The report on the UK Medico-legal and Insurance Services Market in 2022 by IRN Research predicted a future of “increasing concentration of profit at the top end of the market” and “intense competitive and price pressures” at the bottom.
“Only the most efficient and competitive players will survive at the lower end and only those players offering the greatest value to legal and insurance companies will prosper at the top end.”
The future market would be characterised by reduced business at the lower end and increased competition “for expert witness and case management talent”.
Operation costs would increase, including staff costs, energy costs and the need to invest more heavily in IT infrastructure.
This would be combined with greater market consolidation, giving larger players “cost benefits over their smaller rivals and a greater ability to invest in IT systems and talent”.
Researchers said that, in response, medico-legal companies should use “IT systems, robotics and automation” to extract profit from lower-value cases, streamline processes and reduce costs.
“This will include automated systems to direct emails to the correct team members, using artificial intelligence to read reports and speed up case progress and using natural language processing to recognise user sentiment, such as urgency or frustration, in emails.”

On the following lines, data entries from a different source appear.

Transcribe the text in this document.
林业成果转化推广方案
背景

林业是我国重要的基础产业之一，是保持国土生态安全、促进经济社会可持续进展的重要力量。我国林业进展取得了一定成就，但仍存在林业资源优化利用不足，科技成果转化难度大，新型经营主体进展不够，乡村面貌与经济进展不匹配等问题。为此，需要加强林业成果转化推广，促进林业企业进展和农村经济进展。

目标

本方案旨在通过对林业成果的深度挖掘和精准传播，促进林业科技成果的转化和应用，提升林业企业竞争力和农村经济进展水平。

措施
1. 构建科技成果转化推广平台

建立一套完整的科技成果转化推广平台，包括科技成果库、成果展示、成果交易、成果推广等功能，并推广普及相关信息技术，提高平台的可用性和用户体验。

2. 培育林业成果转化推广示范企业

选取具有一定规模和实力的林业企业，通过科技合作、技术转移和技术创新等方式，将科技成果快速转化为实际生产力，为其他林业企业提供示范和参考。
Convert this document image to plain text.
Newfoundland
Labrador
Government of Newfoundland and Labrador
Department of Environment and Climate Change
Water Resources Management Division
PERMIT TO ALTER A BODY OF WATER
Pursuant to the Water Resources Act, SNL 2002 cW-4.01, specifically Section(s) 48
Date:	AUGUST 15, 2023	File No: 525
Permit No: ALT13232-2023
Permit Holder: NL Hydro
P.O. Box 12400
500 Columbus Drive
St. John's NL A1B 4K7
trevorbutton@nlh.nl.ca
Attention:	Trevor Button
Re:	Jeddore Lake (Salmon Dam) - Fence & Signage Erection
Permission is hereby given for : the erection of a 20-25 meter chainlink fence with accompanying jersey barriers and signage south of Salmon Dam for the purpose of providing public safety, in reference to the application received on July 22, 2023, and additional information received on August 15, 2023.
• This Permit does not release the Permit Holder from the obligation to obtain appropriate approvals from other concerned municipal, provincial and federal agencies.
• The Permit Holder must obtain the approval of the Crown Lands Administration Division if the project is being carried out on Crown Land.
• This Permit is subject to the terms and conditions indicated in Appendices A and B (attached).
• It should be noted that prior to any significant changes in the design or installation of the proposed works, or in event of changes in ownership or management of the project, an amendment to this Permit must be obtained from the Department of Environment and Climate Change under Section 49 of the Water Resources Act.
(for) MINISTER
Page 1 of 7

Medico-legal companies should “engage in more collaborative working” with clients and expand their “core competencies and specialisms” to generate more business opportunities.
There was likely to be “more integration” between medico-legal companies and law firms, and also with rehabilitation and treatment services.
Meanwhile, the priority given to higher-value multi-track claims in 2021 led to personal injury and clinical negligence claims heard in the High Court almost doubling, taking the totals close to what they were in 2019.
High Court medical negligence claims increased from 466 to 907, while personal injury claims went up from 1,045 to 1,991.
IRN estimated that the catastrophic injury market, where settlement values are £500,000 or more, declined to £95m in 2020 from £110m at the end of 2019.
However, as the economy reopened in 2021, multi-track court cases increased and both case management and expert witness work recovered strongly, returning revenue to £110m.
The report said evidence for the first quarter of 2022, compared with the first quarter last year suggested the bottom end of the medico-legal market would contract again in 2022.
The number of searches resulting in the selection of a medical reporting organisation declined by 12% in the first quarter of this year compared with the first quarter of 2021.
Meanwhile the number of medical reports commissioned for claimants who had legal representation declined more sharply, down by 18% in the first quarter of this year.
Some 3,767 people worked for medico-legal companies in 2020/21, almost unchanged from the previous year, aided by the government’s furlough scheme. But the number was likely to fall this year.